昔から馴染んだ、前世の体。平凡な大学生の体。
どうやら、病院の中らしいと、藍は理解した。
藍は電車に弾き飛ばされたらしいが、奇跡的に生きていたらしいと、周りの者に聞いた。
彼女は、怪我のリハビリと共に、大学を中退した。あの夢のような世界で、愛情をたくさん貰い、自分を大切にすること、そして自信がついたからであった。彼女は、プロ歌手になるために人生を捧げると決意したのである。
彼女の歌を褒めてくれる人はいなかった。だが、愛する人のいた世界、コーラルのいた世界では、藍の歌を認めてくれる人はたくさんいた。例え、あの世界が夢だったとしても、その思い出だけは、彼女の頭に完全に記憶されていた。
プロ歌手になるには、藍の実力を持ってしても、簡単な道ではなかった。何度も、心が折れそうになった。だが、彼女は諦めなかった。
脳裏に焼き付いた、美しいエメラルドのペンダント。生まれて初めて貰った、大切な愛する人からのプレゼント。

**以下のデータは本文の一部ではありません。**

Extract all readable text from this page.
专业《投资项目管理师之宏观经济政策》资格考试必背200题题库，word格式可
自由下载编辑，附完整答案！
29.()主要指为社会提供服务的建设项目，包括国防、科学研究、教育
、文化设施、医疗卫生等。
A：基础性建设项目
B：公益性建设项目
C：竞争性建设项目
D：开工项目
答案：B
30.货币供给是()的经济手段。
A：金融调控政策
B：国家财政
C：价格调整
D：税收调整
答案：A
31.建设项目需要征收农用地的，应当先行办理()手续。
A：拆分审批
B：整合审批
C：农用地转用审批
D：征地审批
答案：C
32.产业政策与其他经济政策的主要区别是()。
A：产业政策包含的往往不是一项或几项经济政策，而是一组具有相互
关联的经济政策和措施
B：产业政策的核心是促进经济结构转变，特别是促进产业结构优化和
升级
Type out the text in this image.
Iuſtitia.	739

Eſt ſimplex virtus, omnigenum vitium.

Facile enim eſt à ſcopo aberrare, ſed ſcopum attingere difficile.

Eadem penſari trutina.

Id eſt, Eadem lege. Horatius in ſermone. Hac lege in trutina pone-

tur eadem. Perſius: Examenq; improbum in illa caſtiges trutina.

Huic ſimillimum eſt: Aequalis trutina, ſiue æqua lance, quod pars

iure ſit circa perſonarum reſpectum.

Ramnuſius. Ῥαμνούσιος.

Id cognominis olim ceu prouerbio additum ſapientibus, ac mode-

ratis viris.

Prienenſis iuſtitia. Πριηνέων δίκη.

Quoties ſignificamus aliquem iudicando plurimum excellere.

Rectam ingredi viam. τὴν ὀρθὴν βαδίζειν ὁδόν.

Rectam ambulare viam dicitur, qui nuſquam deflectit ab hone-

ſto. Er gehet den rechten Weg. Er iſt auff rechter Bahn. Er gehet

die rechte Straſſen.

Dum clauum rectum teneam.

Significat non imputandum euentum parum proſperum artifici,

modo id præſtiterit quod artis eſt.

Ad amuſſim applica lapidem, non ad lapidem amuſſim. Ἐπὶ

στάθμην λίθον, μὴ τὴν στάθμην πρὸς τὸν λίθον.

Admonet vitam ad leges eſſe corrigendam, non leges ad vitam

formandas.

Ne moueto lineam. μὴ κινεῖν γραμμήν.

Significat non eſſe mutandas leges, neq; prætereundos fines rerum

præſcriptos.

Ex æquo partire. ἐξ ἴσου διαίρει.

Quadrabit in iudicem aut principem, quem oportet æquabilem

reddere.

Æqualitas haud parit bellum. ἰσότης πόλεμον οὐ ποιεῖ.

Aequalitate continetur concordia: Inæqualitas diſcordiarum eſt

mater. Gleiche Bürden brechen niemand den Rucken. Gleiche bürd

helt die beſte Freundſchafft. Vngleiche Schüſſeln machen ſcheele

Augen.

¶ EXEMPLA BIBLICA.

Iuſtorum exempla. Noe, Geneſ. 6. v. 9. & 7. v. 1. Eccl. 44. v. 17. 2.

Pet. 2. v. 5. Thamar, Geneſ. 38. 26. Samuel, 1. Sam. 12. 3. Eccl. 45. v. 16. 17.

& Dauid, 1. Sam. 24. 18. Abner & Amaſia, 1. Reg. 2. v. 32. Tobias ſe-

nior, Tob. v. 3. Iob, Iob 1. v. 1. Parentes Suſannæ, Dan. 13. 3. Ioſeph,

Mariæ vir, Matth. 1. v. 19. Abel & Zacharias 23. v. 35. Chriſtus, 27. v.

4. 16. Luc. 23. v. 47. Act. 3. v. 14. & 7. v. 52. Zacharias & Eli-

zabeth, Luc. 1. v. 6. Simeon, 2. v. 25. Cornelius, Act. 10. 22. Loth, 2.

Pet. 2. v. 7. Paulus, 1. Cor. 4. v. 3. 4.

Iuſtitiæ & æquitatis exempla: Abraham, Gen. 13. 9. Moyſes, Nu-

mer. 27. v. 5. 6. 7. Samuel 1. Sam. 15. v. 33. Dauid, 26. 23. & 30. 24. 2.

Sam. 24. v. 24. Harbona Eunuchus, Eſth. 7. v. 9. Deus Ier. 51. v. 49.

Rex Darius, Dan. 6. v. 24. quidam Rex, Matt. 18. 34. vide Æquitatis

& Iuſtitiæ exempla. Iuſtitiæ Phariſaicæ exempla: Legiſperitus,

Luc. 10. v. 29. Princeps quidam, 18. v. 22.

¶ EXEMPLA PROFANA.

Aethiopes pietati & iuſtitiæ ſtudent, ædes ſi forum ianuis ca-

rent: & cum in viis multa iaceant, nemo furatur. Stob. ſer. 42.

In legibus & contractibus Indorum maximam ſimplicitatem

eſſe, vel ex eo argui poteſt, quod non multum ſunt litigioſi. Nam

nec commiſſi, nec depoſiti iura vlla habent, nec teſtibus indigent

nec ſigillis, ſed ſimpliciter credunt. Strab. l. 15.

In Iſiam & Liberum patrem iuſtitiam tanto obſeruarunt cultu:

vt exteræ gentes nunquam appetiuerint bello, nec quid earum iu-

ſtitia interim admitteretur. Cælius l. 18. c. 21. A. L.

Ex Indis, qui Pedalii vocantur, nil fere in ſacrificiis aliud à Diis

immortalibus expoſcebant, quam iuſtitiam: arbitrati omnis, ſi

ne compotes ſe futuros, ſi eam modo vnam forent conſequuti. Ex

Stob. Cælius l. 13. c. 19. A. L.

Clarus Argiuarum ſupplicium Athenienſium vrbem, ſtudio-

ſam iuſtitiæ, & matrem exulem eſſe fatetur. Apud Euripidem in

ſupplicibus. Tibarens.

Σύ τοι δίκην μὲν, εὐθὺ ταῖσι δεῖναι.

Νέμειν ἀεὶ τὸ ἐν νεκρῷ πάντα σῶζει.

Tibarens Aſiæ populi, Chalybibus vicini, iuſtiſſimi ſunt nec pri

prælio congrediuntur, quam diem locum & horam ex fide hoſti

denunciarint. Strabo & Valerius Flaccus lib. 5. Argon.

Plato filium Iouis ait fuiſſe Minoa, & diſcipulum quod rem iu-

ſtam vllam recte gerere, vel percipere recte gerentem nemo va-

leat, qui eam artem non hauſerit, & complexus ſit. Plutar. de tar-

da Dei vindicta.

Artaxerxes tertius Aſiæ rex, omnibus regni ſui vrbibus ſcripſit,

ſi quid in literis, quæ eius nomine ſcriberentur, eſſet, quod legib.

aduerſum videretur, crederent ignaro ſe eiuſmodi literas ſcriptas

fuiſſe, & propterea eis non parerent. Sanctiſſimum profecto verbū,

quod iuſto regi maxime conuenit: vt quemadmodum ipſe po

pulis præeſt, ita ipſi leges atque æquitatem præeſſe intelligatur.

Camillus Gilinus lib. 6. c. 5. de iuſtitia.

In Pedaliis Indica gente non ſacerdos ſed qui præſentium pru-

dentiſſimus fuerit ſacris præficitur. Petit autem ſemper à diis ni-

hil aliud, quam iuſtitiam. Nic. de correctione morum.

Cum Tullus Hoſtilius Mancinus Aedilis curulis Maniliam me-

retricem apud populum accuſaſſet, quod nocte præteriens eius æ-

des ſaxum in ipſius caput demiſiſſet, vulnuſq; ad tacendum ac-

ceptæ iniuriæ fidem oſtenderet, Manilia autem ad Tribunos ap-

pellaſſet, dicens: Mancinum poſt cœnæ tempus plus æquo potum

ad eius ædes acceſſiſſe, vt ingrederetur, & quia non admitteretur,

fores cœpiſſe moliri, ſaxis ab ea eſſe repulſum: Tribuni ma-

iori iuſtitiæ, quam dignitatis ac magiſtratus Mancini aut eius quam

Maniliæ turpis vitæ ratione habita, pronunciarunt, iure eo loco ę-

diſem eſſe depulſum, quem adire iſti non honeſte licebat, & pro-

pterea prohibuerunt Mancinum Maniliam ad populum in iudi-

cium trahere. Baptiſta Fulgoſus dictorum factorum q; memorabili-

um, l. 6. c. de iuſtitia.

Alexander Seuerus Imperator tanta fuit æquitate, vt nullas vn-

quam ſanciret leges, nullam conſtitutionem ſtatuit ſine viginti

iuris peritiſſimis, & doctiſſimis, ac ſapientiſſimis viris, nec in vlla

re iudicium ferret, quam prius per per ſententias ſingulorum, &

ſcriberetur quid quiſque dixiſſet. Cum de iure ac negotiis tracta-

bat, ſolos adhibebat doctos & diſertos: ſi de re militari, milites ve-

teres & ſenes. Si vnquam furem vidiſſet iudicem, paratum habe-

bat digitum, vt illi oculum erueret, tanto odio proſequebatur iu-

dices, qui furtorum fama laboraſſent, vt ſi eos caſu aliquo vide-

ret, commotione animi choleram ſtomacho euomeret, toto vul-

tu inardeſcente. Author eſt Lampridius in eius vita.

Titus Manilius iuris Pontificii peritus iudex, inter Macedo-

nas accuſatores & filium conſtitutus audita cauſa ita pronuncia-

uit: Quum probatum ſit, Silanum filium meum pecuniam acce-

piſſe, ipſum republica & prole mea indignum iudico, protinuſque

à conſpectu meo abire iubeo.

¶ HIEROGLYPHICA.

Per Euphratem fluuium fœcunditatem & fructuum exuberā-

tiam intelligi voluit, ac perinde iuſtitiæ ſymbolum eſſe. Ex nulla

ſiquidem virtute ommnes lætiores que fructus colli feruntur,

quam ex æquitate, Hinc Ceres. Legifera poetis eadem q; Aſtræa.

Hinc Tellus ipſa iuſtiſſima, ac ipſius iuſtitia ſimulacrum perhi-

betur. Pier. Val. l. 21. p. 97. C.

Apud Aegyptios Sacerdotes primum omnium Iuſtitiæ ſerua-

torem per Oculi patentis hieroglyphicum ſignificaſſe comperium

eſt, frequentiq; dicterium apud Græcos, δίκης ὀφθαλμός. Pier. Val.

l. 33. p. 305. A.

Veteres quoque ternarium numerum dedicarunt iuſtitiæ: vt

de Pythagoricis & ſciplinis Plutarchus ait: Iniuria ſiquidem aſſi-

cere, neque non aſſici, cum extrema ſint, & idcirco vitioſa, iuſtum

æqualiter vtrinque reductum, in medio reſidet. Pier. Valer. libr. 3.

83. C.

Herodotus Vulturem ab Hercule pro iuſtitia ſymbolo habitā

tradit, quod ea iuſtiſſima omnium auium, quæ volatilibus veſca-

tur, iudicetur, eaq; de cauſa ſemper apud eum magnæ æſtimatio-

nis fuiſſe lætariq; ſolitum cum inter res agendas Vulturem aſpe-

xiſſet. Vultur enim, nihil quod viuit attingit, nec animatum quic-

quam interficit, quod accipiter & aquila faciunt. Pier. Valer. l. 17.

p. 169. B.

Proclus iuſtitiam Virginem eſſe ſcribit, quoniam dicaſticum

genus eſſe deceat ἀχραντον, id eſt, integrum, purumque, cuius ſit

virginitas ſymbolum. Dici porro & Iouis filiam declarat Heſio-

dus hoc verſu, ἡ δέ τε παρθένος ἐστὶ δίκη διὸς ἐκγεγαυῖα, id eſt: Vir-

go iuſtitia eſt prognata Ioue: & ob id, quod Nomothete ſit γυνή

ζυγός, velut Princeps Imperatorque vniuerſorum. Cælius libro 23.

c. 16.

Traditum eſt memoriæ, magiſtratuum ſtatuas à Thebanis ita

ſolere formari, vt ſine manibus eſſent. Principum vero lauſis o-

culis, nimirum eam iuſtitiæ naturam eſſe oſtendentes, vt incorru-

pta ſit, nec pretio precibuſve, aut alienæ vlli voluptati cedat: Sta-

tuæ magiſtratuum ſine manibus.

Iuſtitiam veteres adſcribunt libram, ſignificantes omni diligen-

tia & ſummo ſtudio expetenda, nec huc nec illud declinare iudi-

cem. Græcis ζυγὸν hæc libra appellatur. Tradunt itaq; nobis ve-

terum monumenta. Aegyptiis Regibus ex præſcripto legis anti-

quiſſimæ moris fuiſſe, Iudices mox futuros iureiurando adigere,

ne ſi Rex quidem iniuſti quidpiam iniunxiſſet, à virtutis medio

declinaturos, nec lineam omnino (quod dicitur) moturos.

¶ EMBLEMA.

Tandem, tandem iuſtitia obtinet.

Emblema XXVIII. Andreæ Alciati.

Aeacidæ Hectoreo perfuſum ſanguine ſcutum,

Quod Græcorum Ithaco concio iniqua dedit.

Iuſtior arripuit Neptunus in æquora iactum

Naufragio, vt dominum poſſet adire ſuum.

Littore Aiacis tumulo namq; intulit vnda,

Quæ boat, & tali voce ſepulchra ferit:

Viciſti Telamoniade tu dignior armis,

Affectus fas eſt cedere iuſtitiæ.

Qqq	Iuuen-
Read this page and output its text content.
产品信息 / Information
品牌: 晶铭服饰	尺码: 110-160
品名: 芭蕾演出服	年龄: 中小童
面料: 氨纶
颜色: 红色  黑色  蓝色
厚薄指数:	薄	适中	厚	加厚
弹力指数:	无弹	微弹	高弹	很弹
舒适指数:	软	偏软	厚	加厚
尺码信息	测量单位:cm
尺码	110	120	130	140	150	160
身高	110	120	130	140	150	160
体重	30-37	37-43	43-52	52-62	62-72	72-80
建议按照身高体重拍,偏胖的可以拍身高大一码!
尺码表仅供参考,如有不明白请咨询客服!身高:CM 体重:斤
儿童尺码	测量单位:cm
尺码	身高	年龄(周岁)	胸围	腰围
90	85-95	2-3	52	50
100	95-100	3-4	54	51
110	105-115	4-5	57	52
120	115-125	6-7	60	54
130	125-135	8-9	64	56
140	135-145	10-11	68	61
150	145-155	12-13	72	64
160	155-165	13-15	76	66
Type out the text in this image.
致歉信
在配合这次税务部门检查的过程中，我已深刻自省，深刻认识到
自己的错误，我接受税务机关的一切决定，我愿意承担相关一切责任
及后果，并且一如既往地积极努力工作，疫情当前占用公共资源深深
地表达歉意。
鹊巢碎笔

自分には出来る。藍は常に前向きだった。彼女の心は固まっていたからだ。
あの人達の愛情があれば、私は迷うことなく羽ばたいていける。
藍は努力を続け、そして、その才能が、一人のプロデューサーの目に止まった。
その人物は藍を評価し、藍は歌を大勢の前で披露するチャンスを得た。小さい会場だったが、そこで披露された藍の歌唱力は圧倒的であり、観客は感動し、城野 藍の名前は一気に音楽好きの中で有名になった。
そして、彼女はスターへの道を歩むことになる。藍は、諦めない心で、自分の夢を掴み取ったのだ。彼女は、何曲、何十曲もの歌を発表した。発売されたCDは大いに売れ、藍の名前を知らない日本人はいないのではないか、と思われるほど有名になった。
また、彼女は絵の練習も始めていた。転生する前は一度も書いたことがなかったが、一つの目標のために、デッサンを初めとして、初歩的な所から、努力して絵の腕を磨いた。
藍は人生を通して、歌に力を注ぎ続けた。そんな彼女の発表したCDの中でも、一番世間に評価された物があった。藍の代表作と呼ばれているCDがあった。
CDの名前は、『コーラル・ベインス』。
ジャケットは、藍の手書きによるCDだった。
短い茶髪に、おっとりとした黒い瞳の男性の横顔が描かれていた。
そして、そのジャケットの隅には、涙の跡のような物があったという。
完結です。ありがとうございました。